Tuesday, April 22, 2008

New York City Earth Day Bike Ride

Earth Day Bike Action - ASSERT YOUR RIGHT TO BIKE
When: Tuesday, April 22, 6 PM
Where: 5th Ave. entrance to Central Park.
What: Bring flowers, your bike and signs of life.

Here's what Transportation Alternatives' Executive Director John Kaehny writes about the event:
Around the world the bicycle is the symbol of environmental friendliness. Even car companies put bicycles in advertising to greenwash their gas guzzlers. All this belies the everyday reality of NYC riding, where most of us ride alone in a sea of careening cars and trucks. The Earth Day Bike Action is a symbol of our solidarity as bicyclists - a chance to spend some time together, enjoying our strength of numbers. It is also a chance to clearly link bicycling and the environment in the public eye. To T.A. and other urban environmentalists, the fight starts with saving our cities.

Can you imagine the destruction of scarce open space and wetlands and the sheer amount of pavement 7.5 million New Yorkers scattered suburban-style would consume? The fact is, city dwellers are already doing their part by consuming less of everything, including energy and oil. The problem is that our city and many others are being destroyed in significant part by the automobile and the social dynamic it helps create. Even here, by far the least auto-dependent part of the country, motorized traffic is choking our economy, polluting our air, and crushing our neighborhoods.

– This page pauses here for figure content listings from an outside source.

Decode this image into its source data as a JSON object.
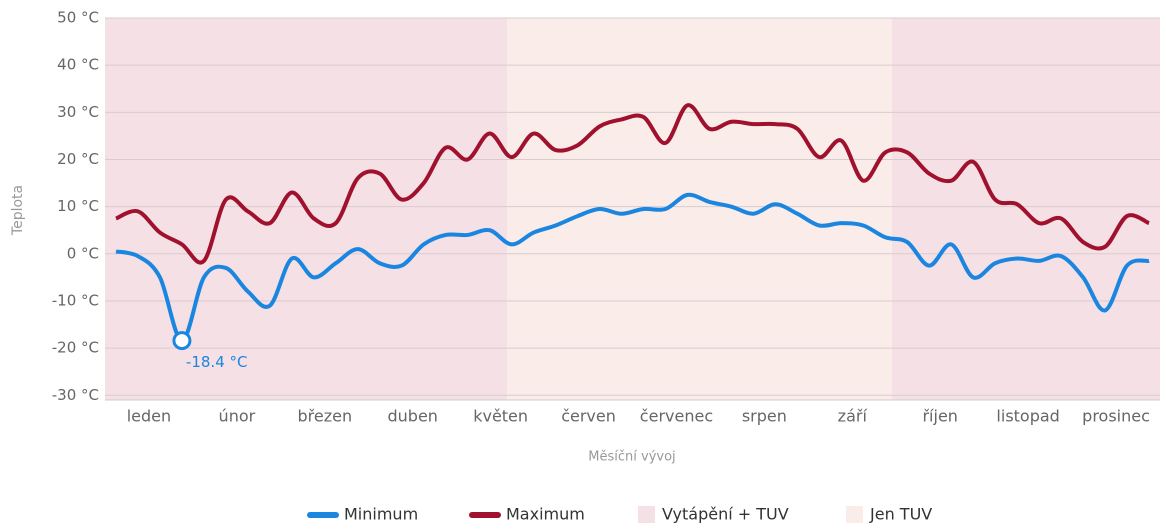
{
  "chart_data": {
    "type": "line",
    "y_label": "Teplota",
    "x_label": "Měsíční vývoj",
    "categories": [
      null,
      null,
      "leden",
      null,
      null,
      null,
      "únor",
      null,
      null,
      null,
      "březen",
      null,
      null,
      null,
      "duben",
      null,
      null,
      null,
      "květen",
      null,
      null,
      null,
      "červen",
      null,
      null,
      null,
      "červenec",
      null,
      null,
      null,
      "srpen",
      null,
      null,
      null,
      "září",
      null,
      null,
      null,
      "říjen",
      null,
      null,
      null,
      "listopad",
      null,
      null,
      null,
      "prosinec",
      null
    ],
    "ylim": [
      -31,
      50
    ],
    "yticks": [
      {
        "value": 50,
        "label": "50 °C"
      },
      {
        "value": 40,
        "label": "40 °C"
      },
      {
        "value": 30,
        "label": "30 °C"
      },
      {
        "value": 20,
        "label": "20 °C"
      },
      {
        "value": 10,
        "label": "10 °C"
      },
      {
        "value": 0,
        "label": "0 °C"
      },
      {
        "value": -10,
        "label": "-10 °C"
      },
      {
        "value": -20,
        "label": "-20 °C"
      },
      {
        "value": -30,
        "label": "-30 °C"
      }
    ],
    "grid": true,
    "series": [
      {
        "name": "Minimum",
        "color": "#1a86e0",
        "values": [
          0.5,
          -0.5,
          -5,
          -18.4,
          -5,
          -3,
          -8,
          -11,
          -1,
          -5,
          -2,
          1,
          -2,
          -2.5,
          2,
          4,
          4,
          5,
          2,
          4.5,
          6,
          8,
          9.5,
          8.5,
          9.5,
          9.5,
          12.5,
          11,
          10,
          8.5,
          10.5,
          8.5,
          6,
          6.5,
          6,
          3.5,
          2.5,
          -2.5,
          2,
          -5,
          -2,
          -1,
          -1.5,
          -0.5,
          -5,
          -12,
          -2.5,
          -1.5
        ],
        "value_labels": [
          null,
          null,
          null,
          "-18.4 °C",
          null,
          null,
          null,
          null,
          null,
          null,
          null,
          null,
          null,
          null,
          null,
          null,
          null,
          null,
          null,
          null,
          null,
          null,
          null,
          null,
          null,
          null,
          null,
          null,
          null,
          null,
          null,
          null,
          null,
          null,
          null,
          null,
          null,
          null,
          null,
          null,
          null,
          null,
          null,
          null,
          null,
          null,
          null,
          null
        ]
      },
      {
        "name": "Maximum",
        "color": "#a0112e",
        "values": [
          7.5,
          9,
          4.5,
          2,
          -1.5,
          11.5,
          9,
          6.5,
          13,
          7.5,
          6.5,
          16,
          17,
          11.5,
          15,
          22.5,
          20,
          25.5,
          20.5,
          25.5,
          22,
          23,
          27,
          28.5,
          29,
          23.5,
          31.5,
          26.5,
          28,
          27.5,
          27.5,
          26.5,
          20.5,
          24,
          15.5,
          21.5,
          21.5,
          17,
          15.5,
          19.5,
          11.5,
          10.5,
          6.5,
          7.5,
          2.5,
          1.5,
          8,
          6.5
        ]
      }
    ],
    "bands": [
      {
        "name": "Vytápění + TUV",
        "color": "#f4e0e5",
        "ranges": [
          [
            0,
            18.3
          ],
          [
            35.8,
            48
          ]
        ]
      },
      {
        "name": "Jen TUV",
        "color": "#faece9",
        "ranges": [
          [
            18.3,
            35.8
          ]
        ]
      }
    ]
  }
}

Bicycling can help change that. Bicycles offer a flexible and quick form of travel that, combined with good public transit, offer a clean and economical alternative to a keeping a car. In modern cities like Copenhagen, bikes comprise about a third of trips, up from only a tenth two decades ago. This didn’t happen by accident. The Danes adopted policies that made cycling easier and got people out of their cars. Here, reams of plans and lots of lip service have been dedicated to bicycling (and an occasional random venture like the Koch 6th Ave. lane). The reality on the street is that cyclists are often beleaguered by reckless motorists and find it hard to find a safe place to park. In general, cycling is treated with contempt by the powers that be. Last fall’s confiscation of the Queensboro Bridge bike lane is the latest example of cars accommodated at the expense of cyclists.

Not all is gloom and doom. Cycling continues to grow in popularity, and a giant building boom of new greenways will open upóm miles of car-free routes as NYC enters the next Millennium. T.A. is here to make sure that this progress doesn’t falter. Join us April 22 for some fun and camaraderie, and to give the City a push in the right direction.